After teaching high school math for three years in Southwest Atlanta (and taking a year-and-a-half off to complete my Master’s Degree), I am back in the classroom once again, only now teaching 7th grade math at the same middle school that I once attended sometime last century.
About a month ago, my mom asked me if I was happy teaching. I guess she could see the amount of stress and pressure I was under and wanted to know why I was subjecting myself to this. “I just had a bad day, just like anyone else at any other job,” I replied.
The truth is that I love what I do, but in case you don’t have regular interactions with an educator let me fill you in: this job isn’t easy.
The sad reality is that, somewhere along the way (and probably long before my days as a student), the teaching profession in this country no longer garners the same amount of respect as it once did. To be fair, this is some of our own doing. There are cheating scandals, the Mary Kay Letourneau’s of the world, and there are some teachers whose three favorite things about teaching are June, July, and August.
Unfortunately, you’re more likely to hear about those kinds of teachers than the ones that I’ve worked with these last few years. There’s the teacher who gets to school before everyone else to help raise money so that all her students can attend field trips. There’s the teacher that teaches a full day at school, and also dedicates Wednesday nights and Saturday mornings to teach catechism classes for children. There’s the teacher that stays after school every day to tutor his students that need the extra help. And I could go on…
Teachers like these may never get the praise that they truly deserve. But that’s not why they we do what we do. I can’t speak for every teacher out there, but I’m certain most would agree that we do it because we care about those kids that come into our building every day.
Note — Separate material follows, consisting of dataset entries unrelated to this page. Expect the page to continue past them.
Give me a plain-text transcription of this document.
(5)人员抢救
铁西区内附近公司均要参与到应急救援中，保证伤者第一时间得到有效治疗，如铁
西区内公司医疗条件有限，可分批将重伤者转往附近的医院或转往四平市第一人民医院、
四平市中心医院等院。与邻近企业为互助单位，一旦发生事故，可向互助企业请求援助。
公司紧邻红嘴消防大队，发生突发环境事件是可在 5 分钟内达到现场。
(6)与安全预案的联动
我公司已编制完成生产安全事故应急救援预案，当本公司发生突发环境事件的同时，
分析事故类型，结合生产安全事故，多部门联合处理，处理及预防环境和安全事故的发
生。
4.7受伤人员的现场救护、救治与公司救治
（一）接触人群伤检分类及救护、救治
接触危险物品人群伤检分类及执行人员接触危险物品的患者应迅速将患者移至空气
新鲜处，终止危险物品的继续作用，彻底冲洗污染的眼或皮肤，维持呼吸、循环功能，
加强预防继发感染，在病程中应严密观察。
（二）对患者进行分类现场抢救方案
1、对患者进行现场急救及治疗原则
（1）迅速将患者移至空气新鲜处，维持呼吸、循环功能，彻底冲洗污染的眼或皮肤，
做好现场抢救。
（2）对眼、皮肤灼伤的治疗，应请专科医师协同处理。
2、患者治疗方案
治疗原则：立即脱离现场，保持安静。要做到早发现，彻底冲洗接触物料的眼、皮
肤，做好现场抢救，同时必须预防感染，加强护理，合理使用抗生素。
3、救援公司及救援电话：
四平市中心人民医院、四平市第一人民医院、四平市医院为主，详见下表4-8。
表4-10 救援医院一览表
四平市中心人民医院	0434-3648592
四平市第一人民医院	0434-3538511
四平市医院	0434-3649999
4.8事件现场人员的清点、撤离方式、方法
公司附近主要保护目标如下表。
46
As my old professor, Dr. Kruskamp, would always say, “Those are our kids. Kids who only eat two meals a day: the breakfast and lunch that we serve at school.”
So if you’re reading this, thank a teacher. Maybe it’s your 4th grade teacher, maybe it’s your neighbor, or maybe it’s the most important teacher of all: your child’s. After all, even us teachers need a reminder every now and then of why it’s OK to leave for work before sunup and come home well after sundown.